Perfecting Power Chords
In Learning To Play The Guitar – An Absolute Beginners Guide simple 2 string power chords were introduced. Power chords (also known as 5 chords) are used in hard rock, punk and heavy metal helping to give these styles of music a direct aggressive and heavy sound. Here we will add an extra string to play 3 string power chords.
There are 2 ways of playing these chords. The first is with fingers 1 and 3 with finger 3 laid flat on the fret board to play 2 strings.
The other is to use fingers 1 3 & 4. When playing power chords this way fingers 3 & 4 are curved in comparison to the flattened finger 3 in the last example.
This shape forms the basis of the bar (barre) chord shape.
Muting Unwanted Strings
With both of these shapes it helps if you mute strings 1 2 (and sometimes 3) with the edge of finger 1 just touching them slightly. All you want to hear with a power chord is the 3 strings used in the actual chord shape.

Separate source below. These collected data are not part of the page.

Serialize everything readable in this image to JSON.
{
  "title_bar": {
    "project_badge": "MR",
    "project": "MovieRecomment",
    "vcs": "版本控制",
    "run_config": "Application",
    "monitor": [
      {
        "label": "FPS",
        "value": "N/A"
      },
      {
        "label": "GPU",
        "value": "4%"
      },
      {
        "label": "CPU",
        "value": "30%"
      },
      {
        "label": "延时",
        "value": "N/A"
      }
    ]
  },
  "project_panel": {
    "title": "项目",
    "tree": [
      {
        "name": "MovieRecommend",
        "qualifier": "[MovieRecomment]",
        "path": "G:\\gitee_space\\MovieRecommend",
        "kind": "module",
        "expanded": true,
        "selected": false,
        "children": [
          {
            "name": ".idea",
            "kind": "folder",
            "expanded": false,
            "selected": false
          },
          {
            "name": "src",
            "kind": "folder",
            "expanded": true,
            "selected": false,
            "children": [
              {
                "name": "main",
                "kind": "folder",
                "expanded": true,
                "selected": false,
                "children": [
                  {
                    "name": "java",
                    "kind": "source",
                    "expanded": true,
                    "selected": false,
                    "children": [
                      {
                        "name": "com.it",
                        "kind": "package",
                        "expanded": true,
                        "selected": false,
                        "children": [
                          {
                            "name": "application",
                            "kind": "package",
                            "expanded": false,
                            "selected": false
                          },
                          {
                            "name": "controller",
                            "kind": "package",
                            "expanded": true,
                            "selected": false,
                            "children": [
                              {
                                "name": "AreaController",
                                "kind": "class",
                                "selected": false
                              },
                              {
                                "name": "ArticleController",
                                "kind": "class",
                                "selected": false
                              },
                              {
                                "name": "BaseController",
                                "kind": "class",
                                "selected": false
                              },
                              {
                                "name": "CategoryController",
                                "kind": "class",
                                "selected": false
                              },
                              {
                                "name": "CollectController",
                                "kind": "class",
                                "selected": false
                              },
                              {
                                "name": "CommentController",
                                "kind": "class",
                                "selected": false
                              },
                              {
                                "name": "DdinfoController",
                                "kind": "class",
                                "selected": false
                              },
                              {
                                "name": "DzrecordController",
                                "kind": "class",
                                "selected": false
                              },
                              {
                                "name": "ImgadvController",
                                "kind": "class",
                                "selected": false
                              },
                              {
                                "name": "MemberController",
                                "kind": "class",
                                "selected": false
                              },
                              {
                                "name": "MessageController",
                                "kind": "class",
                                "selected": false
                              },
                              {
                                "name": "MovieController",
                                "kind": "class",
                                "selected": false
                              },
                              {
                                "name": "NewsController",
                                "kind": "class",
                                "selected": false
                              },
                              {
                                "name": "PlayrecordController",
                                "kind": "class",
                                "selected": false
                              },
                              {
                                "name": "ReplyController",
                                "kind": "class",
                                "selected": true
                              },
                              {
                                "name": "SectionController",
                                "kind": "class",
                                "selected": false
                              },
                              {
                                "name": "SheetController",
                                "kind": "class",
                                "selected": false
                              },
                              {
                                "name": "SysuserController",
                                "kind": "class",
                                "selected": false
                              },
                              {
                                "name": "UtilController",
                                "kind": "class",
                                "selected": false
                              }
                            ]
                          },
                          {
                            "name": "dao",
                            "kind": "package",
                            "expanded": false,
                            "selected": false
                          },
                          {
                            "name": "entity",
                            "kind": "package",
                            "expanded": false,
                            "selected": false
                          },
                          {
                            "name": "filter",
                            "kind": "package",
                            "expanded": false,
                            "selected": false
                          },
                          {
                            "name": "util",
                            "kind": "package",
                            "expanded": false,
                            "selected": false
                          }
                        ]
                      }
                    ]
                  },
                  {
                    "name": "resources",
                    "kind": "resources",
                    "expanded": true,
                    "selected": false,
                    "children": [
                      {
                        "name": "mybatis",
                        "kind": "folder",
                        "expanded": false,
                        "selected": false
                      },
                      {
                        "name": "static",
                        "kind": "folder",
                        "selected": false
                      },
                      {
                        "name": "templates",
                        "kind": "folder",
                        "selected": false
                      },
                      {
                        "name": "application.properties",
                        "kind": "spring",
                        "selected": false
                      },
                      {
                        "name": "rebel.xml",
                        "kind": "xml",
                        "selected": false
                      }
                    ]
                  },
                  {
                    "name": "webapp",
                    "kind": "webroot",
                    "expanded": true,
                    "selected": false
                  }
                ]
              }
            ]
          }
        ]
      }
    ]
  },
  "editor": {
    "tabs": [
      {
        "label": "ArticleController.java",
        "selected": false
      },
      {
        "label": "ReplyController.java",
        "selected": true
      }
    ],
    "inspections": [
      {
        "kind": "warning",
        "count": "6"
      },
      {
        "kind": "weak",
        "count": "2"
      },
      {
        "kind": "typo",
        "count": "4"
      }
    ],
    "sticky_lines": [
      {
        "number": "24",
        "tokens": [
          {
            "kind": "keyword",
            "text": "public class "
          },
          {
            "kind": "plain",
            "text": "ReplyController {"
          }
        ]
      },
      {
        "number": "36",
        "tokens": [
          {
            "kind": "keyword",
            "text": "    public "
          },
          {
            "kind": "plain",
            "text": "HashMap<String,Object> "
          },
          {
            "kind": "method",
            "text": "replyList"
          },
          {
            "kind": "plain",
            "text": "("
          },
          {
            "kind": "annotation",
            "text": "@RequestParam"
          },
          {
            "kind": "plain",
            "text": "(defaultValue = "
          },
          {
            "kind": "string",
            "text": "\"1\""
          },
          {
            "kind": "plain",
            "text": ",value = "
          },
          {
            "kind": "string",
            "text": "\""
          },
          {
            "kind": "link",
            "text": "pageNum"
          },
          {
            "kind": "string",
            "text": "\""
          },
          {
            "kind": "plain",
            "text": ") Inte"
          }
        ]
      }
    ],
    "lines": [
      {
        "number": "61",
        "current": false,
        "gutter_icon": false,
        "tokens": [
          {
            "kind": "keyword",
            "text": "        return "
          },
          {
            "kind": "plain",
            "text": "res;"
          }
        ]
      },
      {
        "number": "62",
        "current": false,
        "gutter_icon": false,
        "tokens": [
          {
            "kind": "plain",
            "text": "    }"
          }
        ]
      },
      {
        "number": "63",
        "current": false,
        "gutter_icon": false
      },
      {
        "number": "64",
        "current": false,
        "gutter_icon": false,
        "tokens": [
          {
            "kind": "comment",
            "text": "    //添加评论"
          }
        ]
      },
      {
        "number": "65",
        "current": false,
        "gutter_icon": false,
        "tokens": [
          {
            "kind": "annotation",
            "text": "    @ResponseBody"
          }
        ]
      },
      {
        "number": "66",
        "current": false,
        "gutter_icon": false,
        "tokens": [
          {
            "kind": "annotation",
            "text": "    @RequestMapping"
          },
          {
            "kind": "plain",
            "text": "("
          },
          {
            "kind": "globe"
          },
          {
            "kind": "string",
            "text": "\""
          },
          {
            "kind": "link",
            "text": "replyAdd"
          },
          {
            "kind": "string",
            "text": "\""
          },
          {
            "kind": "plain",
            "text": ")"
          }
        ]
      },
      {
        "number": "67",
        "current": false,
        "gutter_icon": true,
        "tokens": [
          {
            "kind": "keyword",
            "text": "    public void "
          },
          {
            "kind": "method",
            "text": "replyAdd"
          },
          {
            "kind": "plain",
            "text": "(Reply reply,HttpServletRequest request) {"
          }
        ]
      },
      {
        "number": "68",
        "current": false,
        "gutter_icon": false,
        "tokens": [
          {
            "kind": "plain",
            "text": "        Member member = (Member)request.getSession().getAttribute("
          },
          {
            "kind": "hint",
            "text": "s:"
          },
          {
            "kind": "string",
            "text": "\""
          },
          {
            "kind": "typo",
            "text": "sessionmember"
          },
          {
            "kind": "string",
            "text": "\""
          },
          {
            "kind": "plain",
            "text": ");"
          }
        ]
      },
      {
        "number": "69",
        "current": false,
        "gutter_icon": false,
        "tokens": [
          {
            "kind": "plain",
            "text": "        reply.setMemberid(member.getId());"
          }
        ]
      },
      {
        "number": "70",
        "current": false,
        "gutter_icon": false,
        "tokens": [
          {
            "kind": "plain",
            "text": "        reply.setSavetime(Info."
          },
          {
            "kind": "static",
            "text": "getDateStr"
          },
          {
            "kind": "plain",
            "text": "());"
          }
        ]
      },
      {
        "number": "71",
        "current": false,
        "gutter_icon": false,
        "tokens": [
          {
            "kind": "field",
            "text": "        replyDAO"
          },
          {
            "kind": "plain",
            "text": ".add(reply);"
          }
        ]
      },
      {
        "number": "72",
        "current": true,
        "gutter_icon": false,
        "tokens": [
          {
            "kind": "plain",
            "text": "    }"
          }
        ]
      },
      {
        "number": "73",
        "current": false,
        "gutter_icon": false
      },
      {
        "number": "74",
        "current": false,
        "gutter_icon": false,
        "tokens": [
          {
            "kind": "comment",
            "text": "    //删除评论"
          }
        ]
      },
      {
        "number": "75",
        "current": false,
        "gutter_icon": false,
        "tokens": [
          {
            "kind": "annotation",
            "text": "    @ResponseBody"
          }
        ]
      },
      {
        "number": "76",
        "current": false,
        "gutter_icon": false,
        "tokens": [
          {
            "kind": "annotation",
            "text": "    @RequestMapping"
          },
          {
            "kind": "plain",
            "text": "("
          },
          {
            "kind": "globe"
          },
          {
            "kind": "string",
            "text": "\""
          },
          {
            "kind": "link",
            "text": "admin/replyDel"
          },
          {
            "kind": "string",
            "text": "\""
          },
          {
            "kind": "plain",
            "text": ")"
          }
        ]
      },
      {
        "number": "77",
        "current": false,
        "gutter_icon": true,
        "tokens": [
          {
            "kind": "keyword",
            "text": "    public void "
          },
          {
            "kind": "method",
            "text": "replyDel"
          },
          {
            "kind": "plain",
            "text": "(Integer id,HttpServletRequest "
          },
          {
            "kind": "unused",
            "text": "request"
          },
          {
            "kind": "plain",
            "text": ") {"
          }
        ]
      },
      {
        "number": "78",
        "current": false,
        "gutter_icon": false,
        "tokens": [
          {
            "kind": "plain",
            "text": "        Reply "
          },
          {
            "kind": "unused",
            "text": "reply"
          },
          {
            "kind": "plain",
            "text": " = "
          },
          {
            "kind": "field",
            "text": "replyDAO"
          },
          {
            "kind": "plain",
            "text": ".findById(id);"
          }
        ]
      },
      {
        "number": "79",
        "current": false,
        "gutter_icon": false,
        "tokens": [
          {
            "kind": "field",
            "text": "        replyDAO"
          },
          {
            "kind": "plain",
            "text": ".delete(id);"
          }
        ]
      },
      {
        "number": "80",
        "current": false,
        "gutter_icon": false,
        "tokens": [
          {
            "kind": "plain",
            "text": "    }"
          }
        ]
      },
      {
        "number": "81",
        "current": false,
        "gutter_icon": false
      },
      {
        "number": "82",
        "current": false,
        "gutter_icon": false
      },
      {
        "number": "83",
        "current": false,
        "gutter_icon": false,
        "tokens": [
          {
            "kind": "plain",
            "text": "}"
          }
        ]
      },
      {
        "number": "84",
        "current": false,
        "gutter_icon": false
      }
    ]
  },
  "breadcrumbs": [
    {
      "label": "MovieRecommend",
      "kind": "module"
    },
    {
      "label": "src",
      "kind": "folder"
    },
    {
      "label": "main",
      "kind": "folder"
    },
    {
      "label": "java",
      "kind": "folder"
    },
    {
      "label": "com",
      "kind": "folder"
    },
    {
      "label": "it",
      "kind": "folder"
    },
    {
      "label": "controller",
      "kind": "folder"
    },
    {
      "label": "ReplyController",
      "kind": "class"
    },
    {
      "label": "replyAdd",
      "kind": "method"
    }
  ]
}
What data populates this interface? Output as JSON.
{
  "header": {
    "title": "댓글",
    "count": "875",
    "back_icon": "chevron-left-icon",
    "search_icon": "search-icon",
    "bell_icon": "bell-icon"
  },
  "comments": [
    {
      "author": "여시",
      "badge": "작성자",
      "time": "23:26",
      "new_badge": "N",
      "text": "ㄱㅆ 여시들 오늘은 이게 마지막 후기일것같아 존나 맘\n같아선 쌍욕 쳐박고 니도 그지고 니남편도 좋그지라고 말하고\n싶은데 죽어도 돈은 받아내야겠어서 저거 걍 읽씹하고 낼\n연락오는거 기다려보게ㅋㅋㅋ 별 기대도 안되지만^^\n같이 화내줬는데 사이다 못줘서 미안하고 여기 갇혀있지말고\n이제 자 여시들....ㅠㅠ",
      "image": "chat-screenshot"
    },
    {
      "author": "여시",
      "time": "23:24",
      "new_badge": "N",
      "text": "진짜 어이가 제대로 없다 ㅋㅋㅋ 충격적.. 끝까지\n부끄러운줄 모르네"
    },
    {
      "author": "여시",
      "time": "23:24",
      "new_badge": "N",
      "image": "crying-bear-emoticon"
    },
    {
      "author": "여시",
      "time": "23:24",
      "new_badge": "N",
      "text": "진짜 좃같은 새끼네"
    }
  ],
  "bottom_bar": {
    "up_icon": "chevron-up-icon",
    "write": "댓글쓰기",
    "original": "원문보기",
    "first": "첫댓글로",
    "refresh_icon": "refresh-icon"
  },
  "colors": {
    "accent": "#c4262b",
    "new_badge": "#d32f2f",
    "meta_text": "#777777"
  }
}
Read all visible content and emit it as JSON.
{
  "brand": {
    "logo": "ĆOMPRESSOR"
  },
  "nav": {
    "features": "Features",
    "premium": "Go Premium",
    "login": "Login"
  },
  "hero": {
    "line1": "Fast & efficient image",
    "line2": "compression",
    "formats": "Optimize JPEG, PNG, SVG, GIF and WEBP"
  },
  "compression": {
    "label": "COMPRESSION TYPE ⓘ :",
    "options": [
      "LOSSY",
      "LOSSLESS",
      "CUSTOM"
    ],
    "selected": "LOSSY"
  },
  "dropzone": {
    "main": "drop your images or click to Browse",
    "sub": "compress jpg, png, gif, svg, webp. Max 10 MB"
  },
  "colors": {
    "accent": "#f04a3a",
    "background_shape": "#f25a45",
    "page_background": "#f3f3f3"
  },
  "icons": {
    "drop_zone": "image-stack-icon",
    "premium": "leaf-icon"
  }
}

When playing power chords with the bass/root note on the 5th string you can also mute the 6th string by lightly touching it with the tip of your finger.
The cool thing about learning power chord shape is that it will work for all minor and major chords up and down the guitar neck. Power chords don’t contain the 3rd note of the scale which gives a chord it major or minor sound so they are neutral sounding chords. They just contain the root and the 5th note of the scale so they’re sometimes called a “5 chord”.
Finding The Root Note
The next step is to know where these chords are located on the guitar neck. To do this you need to learn and memorise the notes on the 6th (thick E) string and 5th (A) string. The notes on these strings are the root (AKA bass) notes of the chord. For example if you play a power chord with finger 1 on fret 1 of the 5th string it is a Bb power chord as the note on fret 1 is Bb.
This handy diagram shows all the notes on the guitar neck up to the 12th fret where the notes repeat again. Here you will notice that some notes have 2 names. For example on fret 2 of the 6th string there is F# (sharp) and Gb (flat). These notes match the black notes on the piano keyboard. A note will be labelled as a sharp or flat depending on the key signature.
Open String Power Chords
Apart from the 2 main power chord shapes shown there are also 3 open string power chords which are similar to the standard open string major/minor chords except they are easier as you just play 3 strings.
To help learn the power chord locations on the guitar neck a good exercise is to play your favourite songs entirely in power chords. You don’t have to worry if the chords are major or minor as the power chord will fit either version. There are many guitar chord/tab sites online where you can look up the chords to many songs for this exercise. The best songs for this exercise are ones that contain a wide range of chords. Some recommended songs include:
- American Pie by Don McClean
- Karma Police by Radiohead
- Space Oddity by David Bowie
- Yesterday by The Beatles
Power chords are easy and fun to play sounding great with distortion/overdrive on an electric guitar. They’re also a great step towards playing full bar chords so have fun rocking out with these chords.